I share the feeling of @Abab9579 – it feels to me that Haskell is somehow slipping down. But when I look for facts, I don’t see evidence to substantiate this feeling.
Just last night, I took a spin at all this. I found two independent rankings of programming language popularity: TIOBE and PYPL. Both of these suggest Haskell isn’t all that popular… but neither suggests (at all!) that Haskell is in decline. Here are the relevant graphs:
PYPL:
Both of these graphs suggest we are in some kind of steady state.
Other more fact-based metrics:
- GHC is having glory days right now. In the first time since I’ve been involved (mid-2012), we have a reliable, dedicated team of 5 people who offer GHC love and care – and this doesn’t include Simon or me. Because I can no longer keep up, just today I turned off “the firehose”: I no longer will be notified on every action on every GHC ticket. There are two (very positive) reasons I did this: 1) The activity has increased to a point that a part-time contributor like me cannot handle, and 2) the GHC team can now be relied on to send me the tickets I need to know about. Even two years ago, I would have worried that tickets would slip through the cracks or that I might miss something important. I don’t have that worry any more.
- HLS is a real success story, as @tomjaguarpaw points out. HLS started as two separate projects which decided it was better to work together than to compete, and it is a real joy being able to navigate source code without using grep. There is still more progress to be made here, but already I, for one, am reaping the benefits of this work.
- Six or seven years ago, I felt I basically knew all the companies using Haskell. I might not have contacts at each one, but seeing the company name associated with Haskell wouldn’t have surprised me. Now, on the other hand, reading the job ads in the Haskell Weekly News, it seems a new company posts there every few weeks – companies I had never heard of before. I don’t have a graph to share here, but the rate at which new companies are hiring Haskellers is higher than I’ve ever seen it.
- There are now a number of large companies with strong, vested interests in keeping Haskell going. By “vested interest”, I mean what I believe to be >1M lines of Haskell code. At multiple companies. These companies will protect the language as they protect their own investment.

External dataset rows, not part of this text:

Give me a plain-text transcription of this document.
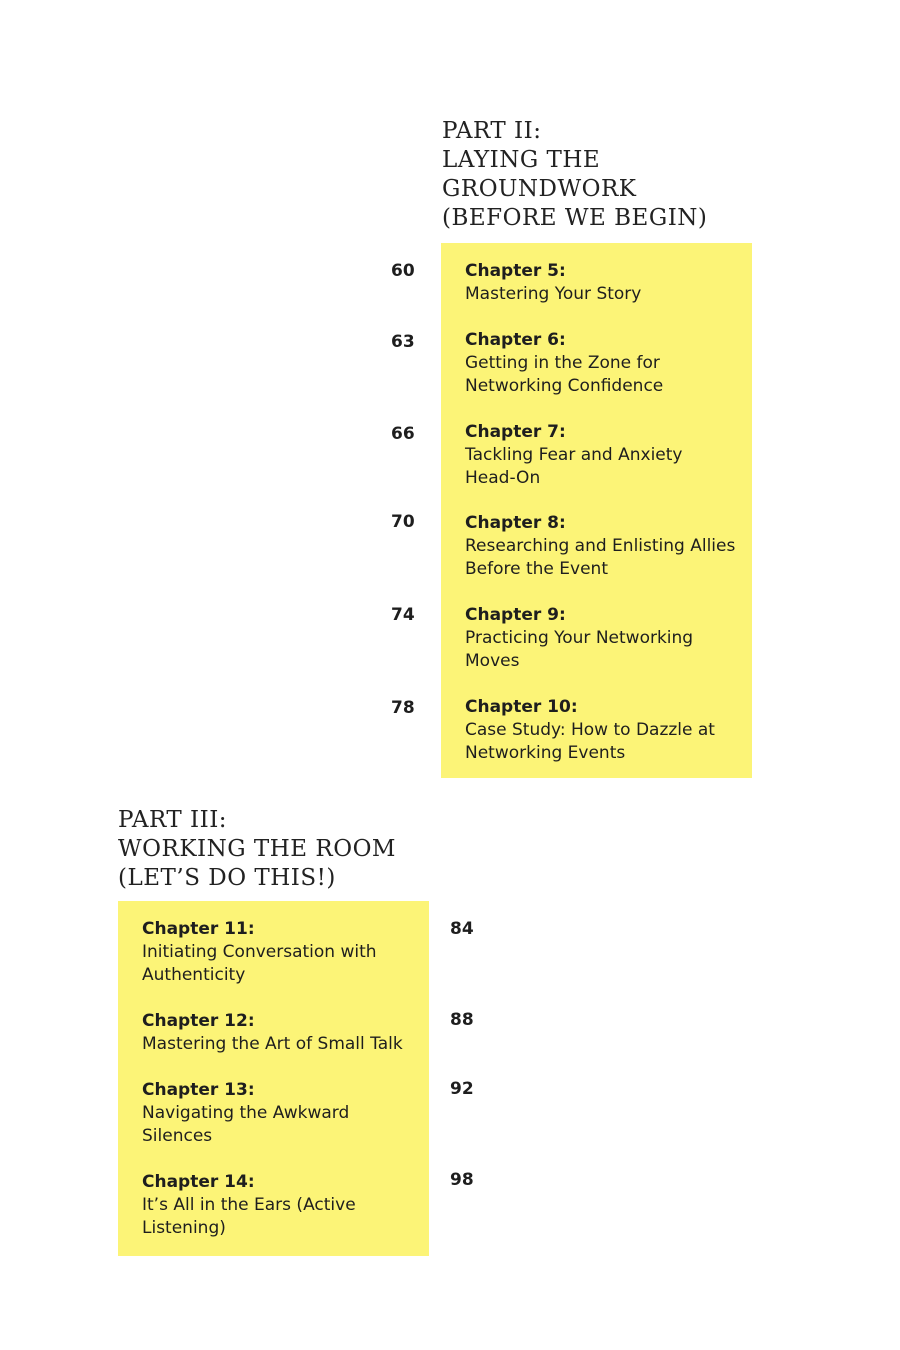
PART II:
LAYING THE
GROUNDWORK
(BEFORE WE BEGIN)
Chapter 5:
Mastering Your Story
Chapter 6:
Getting in the Zone for
Networking Confidence
Chapter 7:
Tackling Fear and Anxiety
Head-On
Chapter 8:
Researching and Enlisting Allies
Before the Event
Chapter 9:
Practicing Your Networking
Moves
Chapter 10:
Case Study: How to Dazzle at
Networking Events
60
63
66
70
74
78
PART III:
WORKING THE ROOM
(LET’S DO THIS!)
Chapter 11:
Initiating Conversation with
Authenticity
Chapter 12:
Mastering the Art of Small Talk
Chapter 13:
Navigating the Awkward
Silences
Chapter 14:
It’s All in the Ears (Active
Listening)
84
88
92
98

- New books keep hitting the (virtual and physical) shelves. Publishers and authors would not make the monumental investment in a book if they felt the language were going away.

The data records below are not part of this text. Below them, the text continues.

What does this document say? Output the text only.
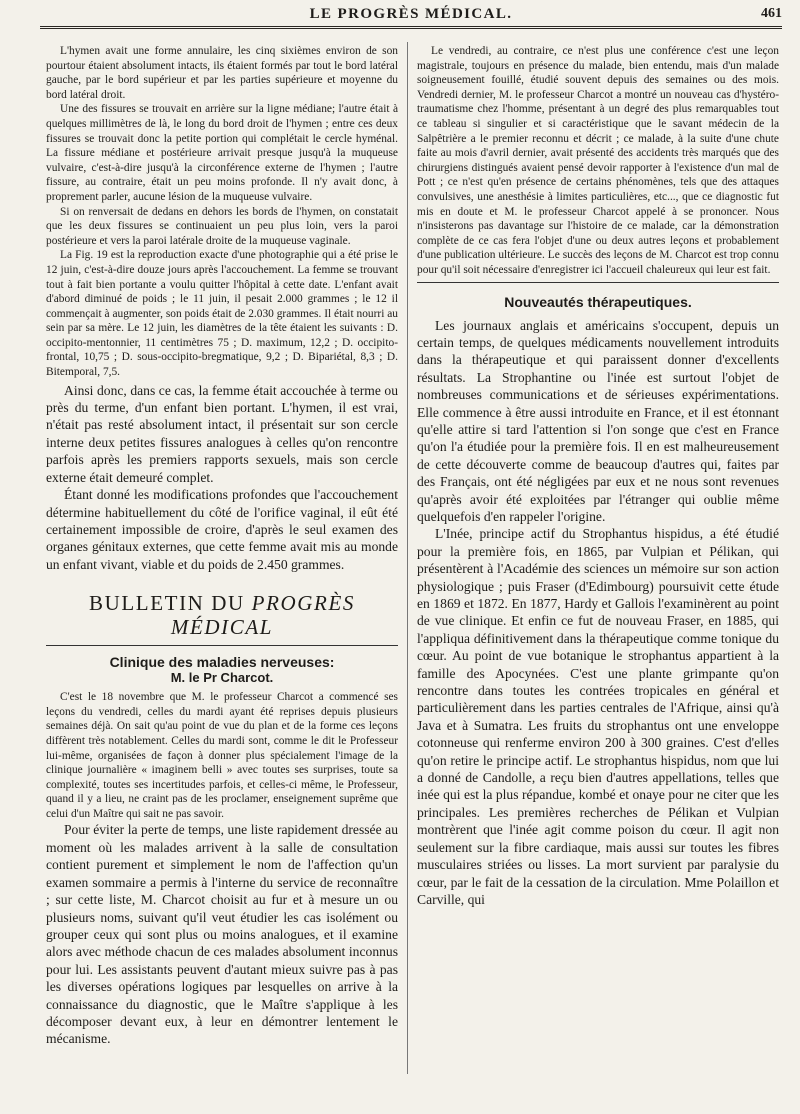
LE PROGRÈS MÉDICAL.	461

L'hymen avait une forme annulaire, les cinq sixièmes environ de son pourtour étaient absolument intacts, ils étaient formés par tout le bord latéral gauche, par le bord supérieur et par les parties supérieure et moyenne du bord latéral droit.

Une des fissures se trouvait en arrière sur la ligne médiane; l'autre était à quelques millimètres de là, le long du bord droit de l'hymen ; entre ces deux fissures se trouvait donc la petite portion qui complétait le cercle hyménal. La fissure médiane et postérieure arrivait presque jusqu'à la muqueuse vulvaire, c'est-à-dire jusqu'à la circonférence externe de l'hymen ; l'autre fissure, au contraire, était un peu moins profonde. Il n'y avait donc, à proprement parler, aucune lésion de la muqueuse vulvaire.

Si on renversait de dedans en dehors les bords de l'hymen, on constatait que les deux fissures se continuaient un peu plus loin, vers la paroi postérieure et vers la paroi latérale droite de la muqueuse vaginale.

La Fig. 19 est la reproduction exacte d'une photographie qui a été prise le 12 juin, c'est-à-dire douze jours après l'accouchement. La femme se trouvant tout à fait bien portante a voulu quitter l'hôpital à cette date. L'enfant avait d'abord diminué de poids ; le 11 juin, il pesait 2.000 grammes ; le 12 il commençait à augmenter, son poids était de 2.030 grammes. Il était nourri au sein par sa mère. Le 12 juin, les diamètres de la tête étaient les suivants : D. occipito-mentonnier, 11 centimètres 75 ; D. maximum, 12,2 ; D. occipito-frontal, 10,75 ; D. sous-occipito-bregmatique, 9,2 ; D. Bipariétal, 8,3 ; D. Bitemporal, 7,5.

Ainsi donc, dans ce cas, la femme était accouchée à terme ou près du terme, d'un enfant bien portant. L'hymen, il est vrai, n'était pas resté absolument intact, il présentait sur son cercle interne deux petites fissures analogues à celles qu'on rencontre parfois après les premiers rapports sexuels, mais son cercle externe était demeuré complet.

Étant donné les modifications profondes que l'accouchement détermine habituellement du côté de l'orifice vaginal, il eût été certainement impossible de croire, d'après le seul examen des organes génitaux externes, que cette femme avait mis au monde un enfant vivant, viable et du poids de 2.450 grammes.

BULLETIN DU PROGRÈS MÉDICAL
Clinique des maladies nerveuses:
M. le Pr Charcot.

C'est le 18 novembre que M. le professeur Charcot a commencé ses leçons du vendredi, celles du mardi ayant été reprises depuis plusieurs semaines déjà. On sait qu'au point de vue du plan et de la forme ces leçons diffèrent très notablement. Celles du mardi sont, comme le dit le Professeur lui-même, organisées de façon à donner plus spécialement l'image de la clinique journalière « imaginem belli » avec toutes ses surprises, toute sa complexité, toutes ses incertitudes parfois, et celles-ci même, le Professeur, quand il y a lieu, ne craint pas de les proclamer, enseignement suprême que celui d'un Maître qui sait ne pas savoir.

Pour éviter la perte de temps, une liste rapidement dressée au moment où les malades arrivent à la salle de consultation contient purement et simplement le nom de l'affection qu'un examen sommaire a permis à l'interne du service de reconnaître ; sur cette liste, M. Charcot choisit au fur et à mesure un ou plusieurs noms, suivant qu'il veut étudier les cas isolément ou grouper ceux qui sont plus ou moins analogues, et il examine alors avec méthode chacun de ces malades absolument inconnus pour lui. Les assistants peuvent d'autant mieux suivre pas à pas les diverses opérations logiques par lesquelles on arrive à la connaissance du diagnostic, que le Maître s'applique à les décomposer devant eux, à leur en démontrer lentement le mécanisme.

Le vendredi, au contraire, ce n'est plus une conférence c'est une leçon magistrale, toujours en présence du malade, bien entendu, mais d'un malade soigneusement fouillé, étudié souvent depuis des semaines ou des mois. Vendredi dernier, M. le professeur Charcot a montré un nouveau cas d'hystéro-traumatisme chez l'homme, présentant à un degré des plus remarquables tout ce tableau si singulier et si caractéristique que le savant médecin de la Salpêtrière a le premier reconnu et décrit ; ce malade, à la suite d'une chute faite au mois d'avril dernier, avait présenté des accidents très marqués que des chirurgiens distingués avaient pensé devoir rapporter à l'existence d'un mal de Pott ; ce n'est qu'en présence de certains phénomènes, tels que des attaques convulsives, une anesthésie à limites particulières, etc..., que ce diagnostic fut mis en doute et M. le professeur Charcot appelé à se prononcer. Nous n'insisterons pas davantage sur l'histoire de ce malade, car la démonstration complète de ce cas fera l'objet d'une ou deux autres leçons et probablement d'une publication ultérieure. Le succès des leçons de M. Charcot est trop connu pour qu'il soit nécessaire d'enregistrer ici l'accueil chaleureux qui leur est fait.

Nouveautés thérapeutiques.

Les journaux anglais et américains s'occupent, depuis un certain temps, de quelques médicaments nouvellement introduits dans la thérapeutique et qui paraissent donner d'excellents résultats. La Strophantine ou l'inée est surtout l'objet de nombreuses communications et de sérieuses expérimentations. Elle commence à être aussi introduite en France, et il est étonnant qu'elle attire si tard l'attention si l'on songe que c'est en France qu'on l'a étudiée pour la première fois. Il en est malheureusement de cette découverte comme de beaucoup d'autres qui, faites par des Français, ont été négligées par eux et ne nous sont revenues qu'après avoir été exploitées par l'étranger qui oublie même quelquefois d'en rappeler l'origine.

L'Inée, principe actif du Strophantus hispidus, a été étudié pour la première fois, en 1865, par Vulpian et Pélikan, qui présentèrent à l'Académie des sciences un mémoire sur son action physiologique ; puis Fraser (d'Edimbourg) poursuivit cette étude en 1869 et 1872. En 1877, Hardy et Gallois l'examinèrent au point de vue clinique. Et enfin ce fut de nouveau Fraser, en 1885, qui l'appliqua définitivement dans la thérapeutique comme tonique du cœur. Au point de vue botanique le strophantus appartient à la famille des Apocynées. C'est une plante grimpante qu'on rencontre dans toutes les contrées tropicales en général et particulièrement dans les parties centrales de l'Afrique, ainsi qu'à Java et à Sumatra. Les fruits du strophantus ont une enveloppe cotonneuse qui renferme environ 200 à 300 graines. C'est d'elles qu'on retire le principe actif. Le strophantus hispidus, nom que lui a donné de Candolle, a reçu bien d'autres appellations, telles que inée qui est la plus répandue, kombé et onaye pour ne citer que les principales. Les premières recherches de Pélikan et Vulpian montrèrent que l'inée agit comme poison du cœur. Il agit non seulement sur la fibre cardiaque, mais aussi sur toutes les fibres musculaires striées ou lisses. La mort survient par paralysie du cœur, par le fait de la cessation de la circulation. Mme Polaillon et Carville, qui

So, the real question for me is: why the feeling of negativity? I conjecture several reasons:
- When I joined Haskell 11 years ago, the locus of activity was around several mailing lists. As new technologies have come along, popularity of mailing lists has waned. But no one new venue for Haskell discourse has replaced the communities that we had. This has diluted the community, and it makes the community feel smaller, because we see less of it at any moment.
- The HCAR was published semi-annually for years. This stopped in 2018. It’s now hard to get a comprehensive handle on just what is going on in the Haskell universe, and this perhaps makes us feel that not much is going on.

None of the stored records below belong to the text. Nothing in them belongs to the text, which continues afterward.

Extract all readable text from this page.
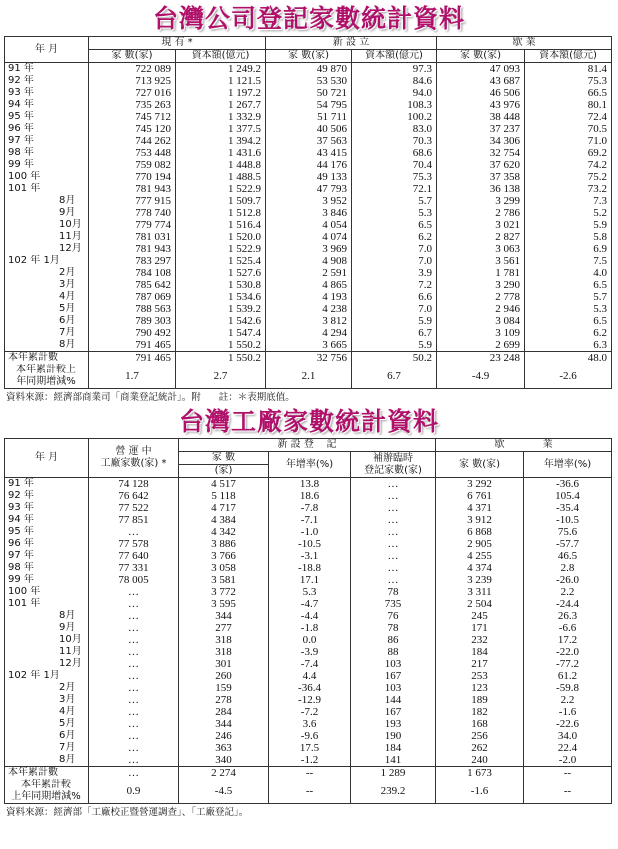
台灣公司登記家數統計資料
年 月	現 有 *		新 設 立		歇 業	
	家 數(家)	資本額(億元)	家 數(家)	資本額(億元)	家 數(家)	資本額(億元)
91 年	722 089	1 249.2	49 870	97.3	47 093	81.4
92 年	713 925	1 121.5	53 530	84.6	43 687	75.3
93 年	727 016	1 197.2	50 721	94.0	46 506	66.5
94 年	735 263	1 267.7	54 795	108.3	43 976	80.1
95 年	745 712	1 332.9	51 711	100.2	38 448	72.4
96 年	745 120	1 377.5	40 506	83.0	37 237	70.5
97 年	744 262	1 394.2	37 563	70.3	34 306	71.0
98 年	753 448	1 431.6	43 415	68.6	32 754	69.2
99 年	759 082	1 448.8	44 176	70.4	37 620	74.2
100 年	770 194	1 488.5	49 133	75.3	37 358	75.2
101 年	781 943	1 522.9	47 793	72.1	36 138	73.2
8月	777 915	1 509.7	3 952	5.7	3 299	7.3
9月	778 740	1 512.8	3 846	5.3	2 786	5.2
10月	779 774	1 516.4	4 054	6.5	3 021	5.9
11月	781 031	1 520.0	4 074	6.2	2 827	5.8
12月	781 943	1 522.9	3 969	7.0	3 063	6.9
102 年 1月	783 297	1 525.4	4 908	7.0	3 561	7.5
2月	784 108	1 527.6	2 591	3.9	1 781	4.0
3月	785 642	1 530.8	4 865	7.2	3 290	6.5
4月	787 069	1 534.6	4 193	6.6	2 778	5.7
5月	788 563	1 539.2	4 238	7.0	2 946	5.3
6月	789 303	1 542.6	3 812	5.9	3 084	6.5
7月	790 492	1 547.4	4 294	6.7	3 109	6.2
8月	791 465	1 550.2	3 665	5.9	2 699	6.3
本年累計數	791 465	1 550.2	32 756	50.2	23 248	48.0
本年累計較上
年同期增減%	1.7	2.7	2.1	6.7	-4.9	-2.6
資料來源：經濟部商業司「商業登記統計」。附 註：＊表期底值。
台灣工廠家數統計資料
年 月	營 運 中
工廠家數(家) *	新 設 登 記			歇 業	
		家 數	年增率(%)	補辦臨時
登記家數(家)	家 數(家)	年增率(%)
		(家)				
91 年	74 128	4 517	13.8	…	3 292	-36.6
92 年	76 642	5 118	18.6	…	6 761	105.4
93 年	77 522	4 717	-7.8	…	4 371	-35.4
94 年	77 851	4 384	-7.1	…	3 912	-10.5
95 年	…	4 342	-1.0	…	6 868	75.6
96 年	77 578	3 886	-10.5	…	2 905	-57.7
97 年	77 640	3 766	-3.1	…	4 255	46.5
98 年	77 331	3 058	-18.8	…	4 374	2.8
99 年	78 005	3 581	17.1	…	3 239	-26.0
100 年	…	3 772	5.3	78	3 311	2.2
101 年	…	3 595	-4.7	735	2 504	-24.4
8月	…	344	-4.4	76	245	26.3
9月	…	277	-1.8	78	171	-6.6
10月	…	318	0.0	86	232	17.2
11月	…	318	-3.9	88	184	-22.0
12月	…	301	-7.4	103	217	-77.2
102 年 1月	…	260	4.4	167	253	61.2
2月	…	159	-36.4	103	123	-59.8
3月	…	278	-12.9	144	189	2.2
4月	…	284	-7.2	167	182	-1.6
5月	…	344	3.6	193	168	-22.6
6月	…	246	-9.6	190	256	34.0
7月	…	363	17.5	184	262	22.4
8月	…	340	-1.2	141	240	-2.0
本年累計數	…	2 274	--	1 289	1 673	--
本年累計較
上年同期增減%	0.9	-4.5	--	239.2	-1.6	--
資料來源：經濟部「工廠校正暨營運調查」、「工廠登記」。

- Being cynical about Haskell has somehow become the de-facto standard. We bemoan our lack of inclusiveness and approachability, we complain about our tooling, and we gripe about terrible error messages. There is opportunity to improve here, for sure. But other languages have similar problems, too: Rust’s moderation team resigned en masse; Scala is struggling with community moderation, too; and I don’t think we can argue that GHC’s error messages are worse than what we see when writing Standard Template Library code in C++. So it’s not clear to me that we’re really any worse than any other language or community in this regard. Collaboration and inclusiveness is hard! We need to keep trying our best here, but we can’t expect ourselves never to make mistakes.
- Haskell is maturing, and with that comes a change in expectations. When you see a five-year-old with pasta sauce all over their face and clothes, that’s cute and maybe you offer to help them clean up. When you see a similar 15-year-old, you wonder whether that person maybe has a problem they should work on. When Haskell was less mature, and our tooling didn’t quite work, we either dealt with it or rolled up our sleeves and tried to improve it. Yet with Haskell being more mature, we now have higher expectations of our tools and expect them to actually work. HLS is a great example here: when it works, it’s amazing. But it doesn’t quite work all the time, and that (for me) has been a source of frustration. That’s not really fair, though: I should just be thrilled with all the times it does work!
- When I came along, Haskell was the place to be for language innovation. Now, my sense is that Rust has taken that mantle from us. I would like to claim that back, but this is, again, a sign of maturity. You can’t, by definition, remain the new hotness for a long time!
My bottom line: though I feel sometimes that Haskell is in decline, I think it is doing just fine. And I also think that concentrating our community and promoting blog posts, etc., that glorify our language might even change the feeling.